H1: There is a significant impact of customer relationship management on the organizational performance.
Hypothesis 2
H0: There is no significant relationship between customer relationship management and organizational performance
H1: There is a significant relationship between customer relationship management and organizational performance
1.6 SIGNIFICANCE OF THE STUDY
This research study will be useful for consumers, producers, managers and government. This work is carried out because recent research findings show that customers still complain of ill-treatment by company attendants and those entangled in service deliveries. This means that in some organizations, the customer is not yet the king as the saying goes that “the customer is always the King”. This study intends to show the effect of customer relationship management on organizational performance so that the aims and objective of the organizations can be achieved with minimum error. This will also contribute to the general body of knowledge and form a basis for further research.
1.7 SCOPE OF THE STUDY
The study is based on the impact of customer relationship management on organization, a case study of Dangote Flour Mill, Kano.
1.8 LIMITATION OF STUDY
Financial constraint- Insufficient fund tends to impede the efficiency of the researcher in sourcing for the relevant materials, literature or information and in the process of data collection (internet, questionnaire and interview).
Time constraint- The researcher will simultaneously engage in this study with other academic work. This consequently will cut down on the time devoted for the research work.
1.8 DEFINITION OF TERMS
Organizational Performance: Organizational performance comprises the actual output or results of an organization as measured against its intended outputs (or goals and objectives). Specialists in many fields are concerned with organizational performance including strategic planners, operations, finance, legal, and organizational development.
Customer Loyalty: This is defined as the degree to which customers are predisposed to stay with the product or service and resist competitive offers. Having a loyal customer base translates into lower costs, higher margins and greater profits.
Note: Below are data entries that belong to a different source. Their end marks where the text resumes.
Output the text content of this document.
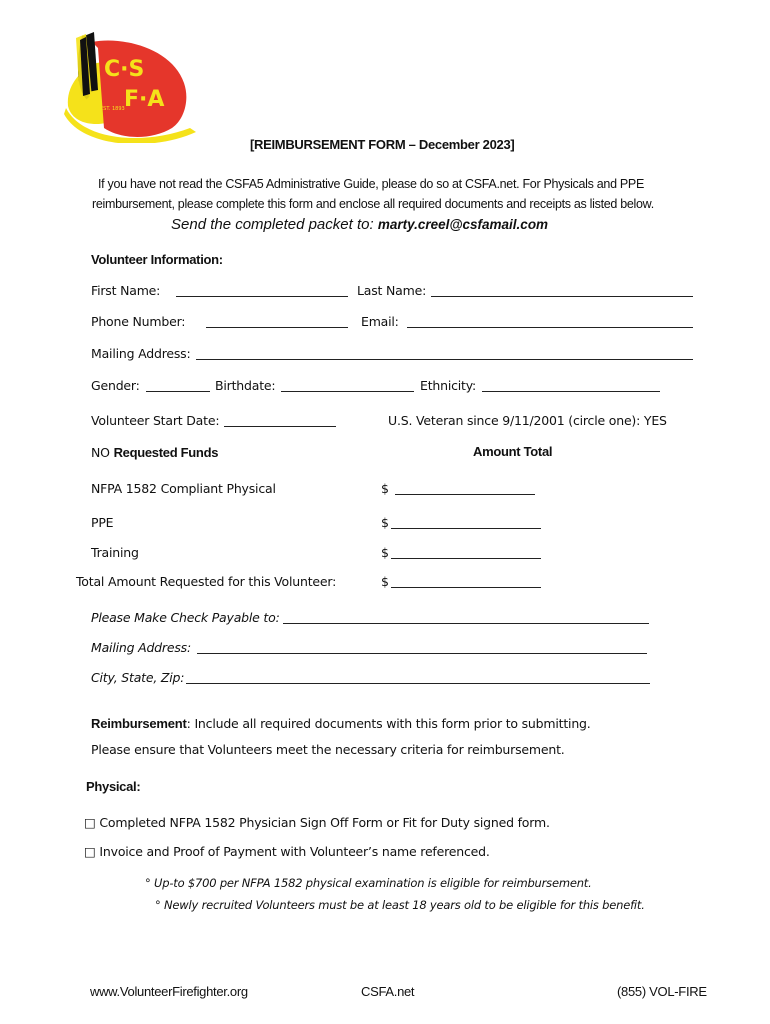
C·S
F·A
EST. 1893
[REIMBURSEMENT FORM – December 2023]
If you have not read the CSFA5 Administrative Guide, please do so at CSFA.net. For Physicals and PPE
reimbursement, please complete this form and enclose all required documents and receipts as listed below.
Send the completed packet to: marty.creel@csfamail.com
Volunteer Information:
First Name:	Last Name:
Phone Number:	Email:
Mailing Address:
Gender:	Birthdate:	Ethnicity:
Volunteer Start Date:	U.S. Veteran since 9/11/2001 (circle one): YES
NO Requested Funds	Amount Total
NFPA 1582 Compliant Physical	$
PPE	$
Training	$
Total Amount Requested for this Volunteer:	$
Please Make Check Payable to:
Mailing Address:
City, State, Zip:
Reimbursement: Include all required documents with this form prior to submitting.
Please ensure that Volunteers meet the necessary criteria for reimbursement.
Physical:
□ Completed NFPA 1582 Physician Sign Off Form or Fit for Duty signed form.
□ Invoice and Proof of Payment with Volunteer’s name referenced.
° Up-to $700 per NFPA 1582 physical examination is eligible for reimbursement.
° Newly recruited Volunteers must be at least 18 years old to be eligible for this benefit.
www.VolunteerFirefighter.org	CSFA.net	(855) VOL-FIRE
Customer Profiling: This is the analysis and classification of customers based on personal information such as shopping habits or behavioural patterns e.t.c. The principle behind customer profiling is to gain customer loyalty at minimal cost by designing marketing plans that appeal to a larger percentage of target customers and initiate them into taking desirable action.
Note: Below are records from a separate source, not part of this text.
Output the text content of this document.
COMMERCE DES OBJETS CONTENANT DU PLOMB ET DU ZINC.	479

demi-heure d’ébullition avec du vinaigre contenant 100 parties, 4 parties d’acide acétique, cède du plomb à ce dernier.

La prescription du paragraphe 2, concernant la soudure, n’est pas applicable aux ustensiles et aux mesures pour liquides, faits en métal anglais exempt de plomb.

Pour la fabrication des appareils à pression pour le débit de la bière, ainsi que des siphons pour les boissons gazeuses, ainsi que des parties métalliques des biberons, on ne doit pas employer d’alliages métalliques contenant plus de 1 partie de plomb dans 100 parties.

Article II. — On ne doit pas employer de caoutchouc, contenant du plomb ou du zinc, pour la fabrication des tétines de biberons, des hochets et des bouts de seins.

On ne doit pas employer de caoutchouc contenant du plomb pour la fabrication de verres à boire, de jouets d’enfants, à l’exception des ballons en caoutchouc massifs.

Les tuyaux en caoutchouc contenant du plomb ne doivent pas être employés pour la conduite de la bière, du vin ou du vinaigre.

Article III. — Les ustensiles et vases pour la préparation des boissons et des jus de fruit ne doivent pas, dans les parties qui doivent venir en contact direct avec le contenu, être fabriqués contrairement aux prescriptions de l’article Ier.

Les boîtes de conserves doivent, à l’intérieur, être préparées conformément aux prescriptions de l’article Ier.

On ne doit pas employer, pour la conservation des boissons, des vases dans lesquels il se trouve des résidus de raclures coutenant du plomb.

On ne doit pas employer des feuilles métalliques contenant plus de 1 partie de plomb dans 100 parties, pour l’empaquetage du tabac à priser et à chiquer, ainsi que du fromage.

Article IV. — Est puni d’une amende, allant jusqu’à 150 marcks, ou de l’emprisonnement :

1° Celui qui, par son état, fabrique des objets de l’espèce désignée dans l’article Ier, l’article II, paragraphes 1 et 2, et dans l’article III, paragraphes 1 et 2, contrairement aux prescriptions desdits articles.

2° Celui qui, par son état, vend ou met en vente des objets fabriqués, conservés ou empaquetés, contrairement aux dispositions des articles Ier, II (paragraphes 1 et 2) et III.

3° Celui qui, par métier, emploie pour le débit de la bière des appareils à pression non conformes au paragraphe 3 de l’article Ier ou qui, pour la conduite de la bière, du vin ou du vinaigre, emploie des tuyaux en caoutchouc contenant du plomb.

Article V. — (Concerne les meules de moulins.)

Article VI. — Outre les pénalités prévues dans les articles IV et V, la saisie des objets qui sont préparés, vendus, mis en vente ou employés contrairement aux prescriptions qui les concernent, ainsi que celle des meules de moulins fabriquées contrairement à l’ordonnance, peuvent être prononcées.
Customer Centricity: This can be said to be a set of disciplines and practices that allows companies to treat different customers differently, thereby gaining strategic advantage leading to expansion of revenues and increase in profitability.
Customer Strategy: Customer strategy involves examining the existing and potential customer base and identifying which forms of segmentation are most appropriate.
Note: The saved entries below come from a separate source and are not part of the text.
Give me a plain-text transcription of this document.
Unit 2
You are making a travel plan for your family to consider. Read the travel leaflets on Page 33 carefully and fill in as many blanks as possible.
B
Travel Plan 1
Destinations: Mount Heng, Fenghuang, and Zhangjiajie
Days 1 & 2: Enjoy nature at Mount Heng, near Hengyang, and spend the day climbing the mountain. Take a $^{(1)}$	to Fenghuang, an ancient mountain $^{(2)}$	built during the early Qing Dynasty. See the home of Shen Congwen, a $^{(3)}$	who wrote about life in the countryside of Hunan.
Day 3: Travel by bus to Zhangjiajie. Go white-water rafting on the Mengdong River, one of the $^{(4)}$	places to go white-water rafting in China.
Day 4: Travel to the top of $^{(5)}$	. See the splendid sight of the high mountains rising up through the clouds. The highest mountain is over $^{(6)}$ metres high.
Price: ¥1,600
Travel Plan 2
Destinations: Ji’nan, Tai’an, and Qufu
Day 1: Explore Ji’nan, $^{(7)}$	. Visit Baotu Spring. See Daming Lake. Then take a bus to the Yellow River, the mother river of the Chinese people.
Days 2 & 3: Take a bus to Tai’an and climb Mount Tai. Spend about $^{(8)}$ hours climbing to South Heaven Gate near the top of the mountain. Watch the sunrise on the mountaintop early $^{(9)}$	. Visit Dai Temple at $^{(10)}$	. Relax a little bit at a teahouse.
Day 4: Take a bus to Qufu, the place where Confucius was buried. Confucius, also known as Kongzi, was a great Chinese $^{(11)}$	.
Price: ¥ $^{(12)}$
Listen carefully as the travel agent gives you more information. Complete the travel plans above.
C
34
Customer Segmentation: This refers to the process of dividing customers into mutually exclusive groups, presumably because customers within each group are more similar to each other than to others.
Customer Relationship Management (CRM): CRM is a strategic approach that is concerned with creating improved shareholder value through the development of appropriate relationships with key customers and customer segments.
Electronic Customer Relationship Management (ECRM): Electronic customer relationship management (E-CRM) is a comprehensive business and marketing strategy that integrates people, process, technology and all business activities for attracting and retaining customers over the internet and mobile phone to reduce costs and increase profitability by consolidation the principles of customer loyalty. Therefore, the results of electronic customer relationship management performance are repeat purchase, word of mouth, retention, cross buying, brand loyalty and customer satisfaction.
Customer Satisfaction: This refers to the benefits derived by a customer after using a particular products or services over a certain period of time.